In recent years, much speech separation research has focused primarily on improving model performance.
However, for low-latency speech processing systems, computational efficiency is equally critical.
In this paper, we propose a speech separation model with significantly reduced parameter size and
computational cost:
Time-Frequency Interleaved Gain Extraction and Reconstruction Network (TIGER).
TIGER leverages prior knowledge to divide frequency
bands and applies compression on frequency information.
We employ a multi-scale selective attention (MSA) module to extract contextual features,
while introducing a full-frequency-frame attention (F^3A) module to capture both temporal and
frequency contextual information.
Additionally, to more realistically evaluate the performance of speech separation models in complex
acoustic environments,
we introduce a novel dataset called EchoSet.
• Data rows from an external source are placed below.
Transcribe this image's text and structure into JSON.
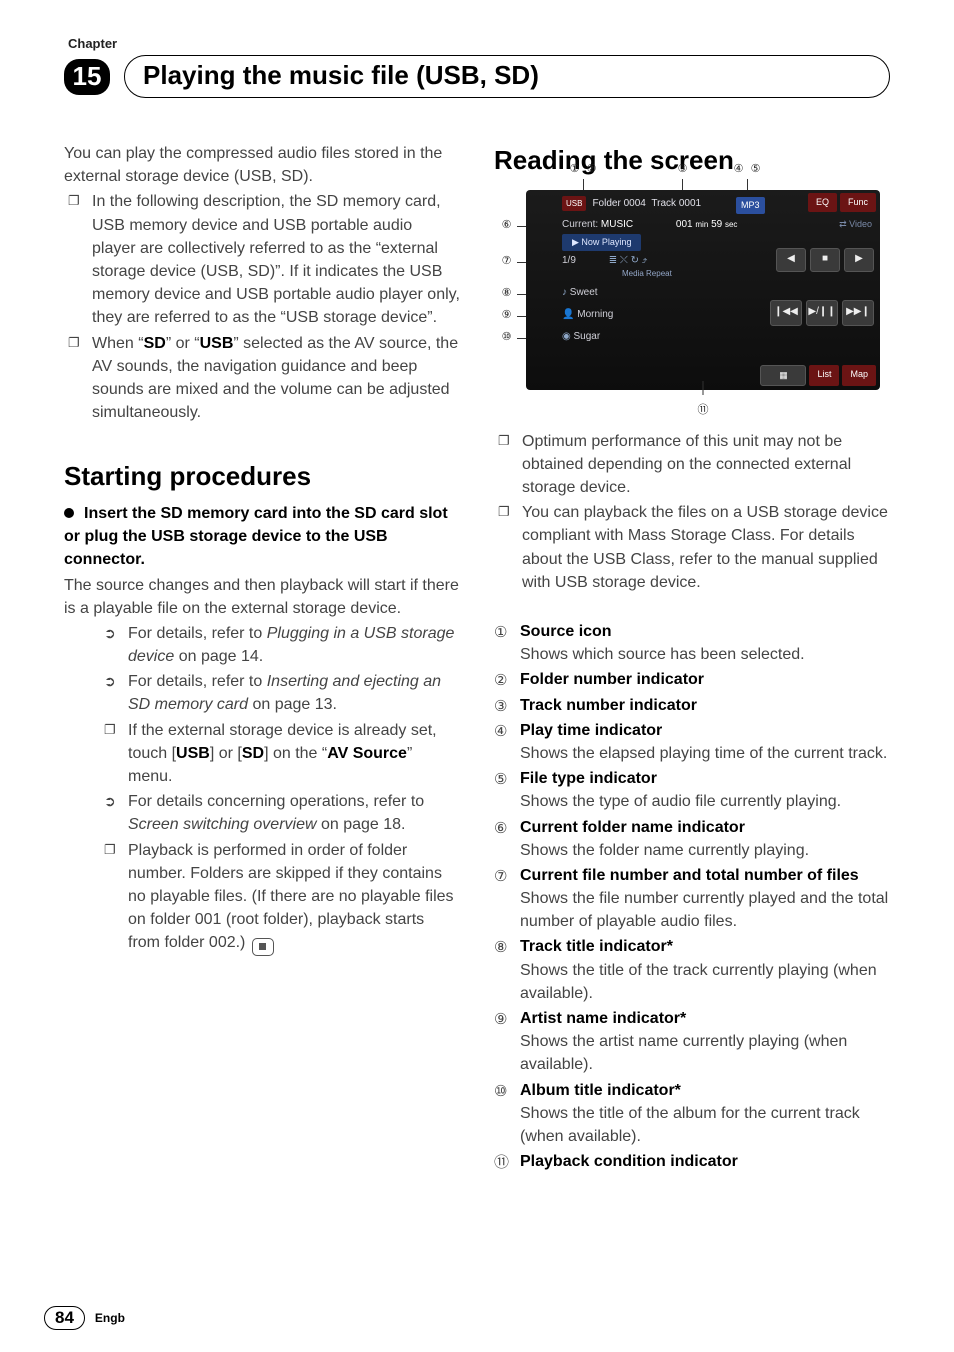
{
  "chapter": {
    "label": "Chapter",
    "num": "15",
    "title": "Playing the music file (USB, SD)"
  },
  "intro": "You can play the compressed audio files stored in the external storage device (USB, SD).",
  "intro_bullets": {
    "b1_a": "In the following description, the SD memory card, USB memory device and USB portable audio player are collectively referred to as the “external storage device (USB, SD)”. If it indicates the USB memory device and USB portable audio player only, they are referred to as the “USB storage device”.",
    "b2_a": "When “",
    "b2_sd": "SD",
    "b2_b": "” or “",
    "b2_usb": "USB",
    "b2_c": "” selected as the AV source, the AV sounds, the navigation guidance and beep sounds are mixed and the volume can be adjusted simultaneously."
  },
  "starting": {
    "heading": "Starting procedures",
    "step_title": "Insert the SD memory card into the SD card slot or plug the USB storage device to the USB connector.",
    "after": "The source changes and then playback will start if there is a playable file on the external storage device.",
    "sub": {
      "s1_a": "For details, refer to ",
      "s1_i": "Plugging in a USB storage device",
      "s1_b": " on page 14.",
      "s2_a": "For details, refer to ",
      "s2_i": "Inserting and ejecting an SD memory card",
      "s2_b": " on page 13.",
      "s3_a": "If the external storage device is already set, touch [",
      "s3_b": "USB",
      "s3_c": "] or [",
      "s3_d": "SD",
      "s3_e": "] on the “",
      "s3_f": "AV Source",
      "s3_g": "” menu.",
      "s4_a": "For details concerning operations, refer to ",
      "s4_i": "Screen switching overview",
      "s4_b": " on page 18.",
      "s5": "Playback is performed in order of folder number. Folders are skipped if they contains no playable files. (If there are no playable files on folder 001 (root folder), playback starts from folder 002.)"
    }
  },
  "reading": {
    "heading": "Reading the screen",
    "notes": {
      "n1": "Optimum performance of this unit may not be obtained depending on the connected external storage device.",
      "n2": "You can playback the files on a USB storage device compliant with Mass Storage Class. For details about the USB Class, refer to the manual supplied with USB storage device."
    },
    "items": {
      "i1_t": "Source icon",
      "i1_d": "Shows which source has been selected.",
      "i2_t": "Folder number indicator",
      "i3_t": "Track number indicator",
      "i4_t": "Play time indicator",
      "i4_d": "Shows the elapsed playing time of the current track.",
      "i5_t": "File type indicator",
      "i5_d": "Shows the type of audio file currently playing.",
      "i6_t": "Current folder name indicator",
      "i6_d": "Shows the folder name currently playing.",
      "i7_t": "Current file number and total number of files",
      "i7_d": "Shows the file number currently played and the total number of playable audio files.",
      "i8_t": "Track title indicator*",
      "i8_d": "Shows the title of the track currently playing (when available).",
      "i9_t": "Artist name indicator*",
      "i9_d": "Shows the artist name currently playing (when available).",
      "i10_t": "Album title indicator*",
      "i10_d": "Shows the title of the album for the current track (when available).",
      "i11_t": "Playback condition indicator"
    }
  },
  "screen": {
    "usb_badge": "USB",
    "folder_label": "Folder",
    "folder_num": "0004",
    "track_label": "Track",
    "track_num": "0001",
    "mp3": "MP3",
    "eq": "EQ",
    "func": "Func",
    "current_label": "Current:",
    "current_val": "MUSIC",
    "time_min": "001",
    "time_min_u": "min",
    "time_sec": "59",
    "time_sec_u": "sec",
    "video": "Video",
    "now_playing": "Now Playing",
    "pos": "1/9",
    "media_repeat": "Media Repeat",
    "row_track": "Sweet",
    "row_artist": "Morning",
    "row_album": "Sugar",
    "list": "List",
    "map": "Map"
  },
  "footer": {
    "page": "84",
    "lang": "Engb"
  }
}
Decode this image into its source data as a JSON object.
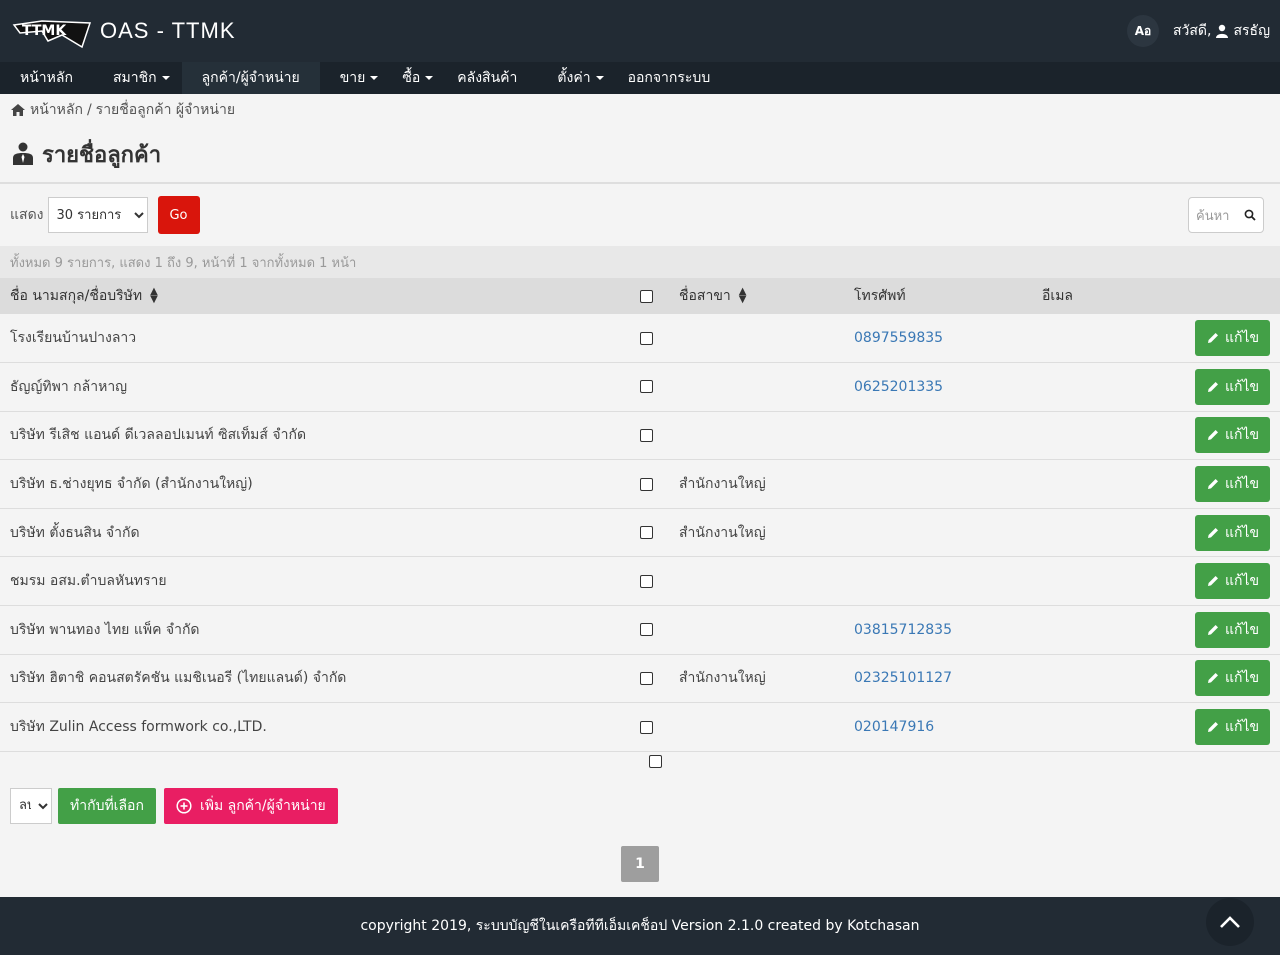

This dataset includes noise and more realistic
reverberation
(e.g., considering object occlusions and material properties), with speech from two speakers overlapping
at random proportions.
Experimental results demonstrated that TIGER significantly outperformed
state-of-the-art (SOTA) model TF-GridNet
on the EchoSet dataset in both inference speed and separation quality, while reducing the number of
parameters by 94.3%
and the MACs by 95.3%. These results indicate that by utilizing frequency band-split and
interleaved modeling structures,
TIGER achieves a substantial reduction in parameters and computational costs while maintaining high
performance.
Notably, TIGER is the first speech separation model with fewer than 1 million parameters
that achieves performance close to the SOTA model.
|